In my notes at the end of The Death of Justice I point out that the idea for the story began when I read an article about an unsolved case in the US. I was fascinated by it, but knew I couldn’t actually write my book about it in fictional terms. Instead, I asked myself what might have triggered the unusual events, as well as what the aftermath could have looked like. It was while I was considering the latter that the storyline fell into place. Rarely – for me at least – the entire story came to me almost at once, including a beginning, middle, and end. Well… almost. It soon became clear to me that the opening chapter would work better as the final chapter, and I am so glad I changed my mind about that, especially given what immediately precedes it.

As for the overall theme of justice, I think it can be viewed in many ways throughout this book, and I leave it to the reader to take from it what they find. To me, there is a related thread running along the spine of the story, one which might prompt people to question the very notion of justice and what it means to individuals.

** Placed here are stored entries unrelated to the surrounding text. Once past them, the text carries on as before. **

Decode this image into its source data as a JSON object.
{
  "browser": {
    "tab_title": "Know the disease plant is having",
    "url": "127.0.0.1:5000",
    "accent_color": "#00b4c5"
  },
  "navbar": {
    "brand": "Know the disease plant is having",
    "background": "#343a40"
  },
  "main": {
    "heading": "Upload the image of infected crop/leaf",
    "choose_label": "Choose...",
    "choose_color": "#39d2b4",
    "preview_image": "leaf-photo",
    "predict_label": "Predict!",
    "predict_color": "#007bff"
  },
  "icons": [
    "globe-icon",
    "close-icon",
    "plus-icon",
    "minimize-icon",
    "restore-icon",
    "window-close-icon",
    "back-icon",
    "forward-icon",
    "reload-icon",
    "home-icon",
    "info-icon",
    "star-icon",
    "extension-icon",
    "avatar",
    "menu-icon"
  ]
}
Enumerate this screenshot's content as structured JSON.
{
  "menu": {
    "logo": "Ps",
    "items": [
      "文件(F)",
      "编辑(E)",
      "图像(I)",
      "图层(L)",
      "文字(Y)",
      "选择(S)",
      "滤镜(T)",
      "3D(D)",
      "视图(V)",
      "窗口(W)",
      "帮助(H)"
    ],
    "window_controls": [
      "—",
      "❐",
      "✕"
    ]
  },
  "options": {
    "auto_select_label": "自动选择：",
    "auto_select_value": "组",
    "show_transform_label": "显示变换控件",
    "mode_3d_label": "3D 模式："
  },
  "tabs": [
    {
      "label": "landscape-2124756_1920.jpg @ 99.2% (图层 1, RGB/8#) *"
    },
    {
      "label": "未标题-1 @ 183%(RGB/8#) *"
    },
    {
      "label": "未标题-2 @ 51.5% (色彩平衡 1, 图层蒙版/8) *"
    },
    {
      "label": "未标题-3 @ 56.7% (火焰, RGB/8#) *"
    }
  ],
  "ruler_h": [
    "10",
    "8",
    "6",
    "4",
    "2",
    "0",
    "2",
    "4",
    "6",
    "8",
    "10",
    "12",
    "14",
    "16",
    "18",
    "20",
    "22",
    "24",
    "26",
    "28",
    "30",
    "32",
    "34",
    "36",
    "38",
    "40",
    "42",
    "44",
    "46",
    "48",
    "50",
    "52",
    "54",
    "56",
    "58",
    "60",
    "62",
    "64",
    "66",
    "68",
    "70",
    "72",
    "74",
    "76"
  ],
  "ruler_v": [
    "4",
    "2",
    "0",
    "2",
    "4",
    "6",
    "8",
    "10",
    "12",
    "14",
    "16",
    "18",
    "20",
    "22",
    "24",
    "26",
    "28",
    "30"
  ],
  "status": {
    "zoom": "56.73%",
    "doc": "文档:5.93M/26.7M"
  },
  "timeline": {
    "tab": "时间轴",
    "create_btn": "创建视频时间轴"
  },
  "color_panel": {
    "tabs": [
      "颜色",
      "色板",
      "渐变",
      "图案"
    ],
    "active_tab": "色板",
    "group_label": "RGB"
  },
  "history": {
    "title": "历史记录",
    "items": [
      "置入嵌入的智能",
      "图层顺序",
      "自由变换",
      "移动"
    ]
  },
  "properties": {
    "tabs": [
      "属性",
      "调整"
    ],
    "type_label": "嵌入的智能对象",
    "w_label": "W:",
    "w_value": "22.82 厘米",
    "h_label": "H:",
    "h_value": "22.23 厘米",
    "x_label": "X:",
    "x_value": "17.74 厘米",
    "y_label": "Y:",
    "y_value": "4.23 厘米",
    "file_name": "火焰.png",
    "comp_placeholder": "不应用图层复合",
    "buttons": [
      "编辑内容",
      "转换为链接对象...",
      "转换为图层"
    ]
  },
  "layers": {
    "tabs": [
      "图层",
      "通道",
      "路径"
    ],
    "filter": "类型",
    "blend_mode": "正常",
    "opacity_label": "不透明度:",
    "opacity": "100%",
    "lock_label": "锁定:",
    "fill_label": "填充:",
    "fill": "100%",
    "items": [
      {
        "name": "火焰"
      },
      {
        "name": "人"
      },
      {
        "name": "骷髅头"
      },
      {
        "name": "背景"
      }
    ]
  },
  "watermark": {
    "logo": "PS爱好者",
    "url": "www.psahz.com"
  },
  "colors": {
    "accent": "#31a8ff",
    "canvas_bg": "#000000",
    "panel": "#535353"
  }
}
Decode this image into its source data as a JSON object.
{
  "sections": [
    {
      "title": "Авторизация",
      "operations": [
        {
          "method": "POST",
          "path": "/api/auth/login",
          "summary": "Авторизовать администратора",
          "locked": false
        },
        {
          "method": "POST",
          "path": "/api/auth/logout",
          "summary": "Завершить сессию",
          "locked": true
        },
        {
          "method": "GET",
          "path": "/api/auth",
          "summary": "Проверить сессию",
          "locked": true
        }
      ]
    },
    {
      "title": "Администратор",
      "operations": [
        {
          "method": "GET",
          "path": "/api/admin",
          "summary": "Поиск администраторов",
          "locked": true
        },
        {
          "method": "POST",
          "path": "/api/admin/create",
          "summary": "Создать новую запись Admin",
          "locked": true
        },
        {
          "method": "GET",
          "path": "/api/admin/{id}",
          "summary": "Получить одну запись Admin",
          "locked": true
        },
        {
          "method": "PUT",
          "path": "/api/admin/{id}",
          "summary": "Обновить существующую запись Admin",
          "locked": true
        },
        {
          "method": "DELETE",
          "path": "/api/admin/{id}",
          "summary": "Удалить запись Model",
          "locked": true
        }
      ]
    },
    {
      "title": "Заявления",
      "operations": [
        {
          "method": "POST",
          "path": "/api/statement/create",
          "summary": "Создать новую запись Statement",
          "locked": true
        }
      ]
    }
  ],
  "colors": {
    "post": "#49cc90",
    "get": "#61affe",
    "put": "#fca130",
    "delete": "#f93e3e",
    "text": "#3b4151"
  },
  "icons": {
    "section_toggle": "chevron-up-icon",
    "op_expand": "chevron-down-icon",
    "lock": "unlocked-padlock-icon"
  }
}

I’m guessing that the final few chapters are going to provoke the majority of comments. No spoilers, but they are extremely emotional, and I have no idea how people might react to them. I don’t think I’m cutting my own throat, but you never can tell. If I have learned anything over the course of my eight published books, it is that you cannot please everybody.

About the author.

Tony J Forder is the author of the critically acclaimed, bestselling crime thriller series featuring detectives Jimmy Bliss and Penny Chandler from the Major Crimes unit in Peterborough. The first four books, Bad to the Bone, The Scent of Guilt, If Fear Wins, and The Reach of Shadows, will soon be joined by The Death of Justice, which will be published on 9 September 2019.

Tony’s dark, psychological crime thriller, Degrees of Darkness, featuring ex-detective Frank Rogers, was also published by Bloodhound Books. This is a stand-alone serial-killer novel. Another book that was written as a stand-alone was Scream Blue Murder. This was published in November 2017, and received praise from many, including fellow authors Mason Cross, Matt Hilton and Anita Waller. Before it had even been published, Tony had decided to write a sequel, and Cold Winter Sun was published in November 2018.

Tony lives with his wife in Peterborough, UK, and is now a full-time author. He is currently working on a new novel, and has also begun writing Bliss #6.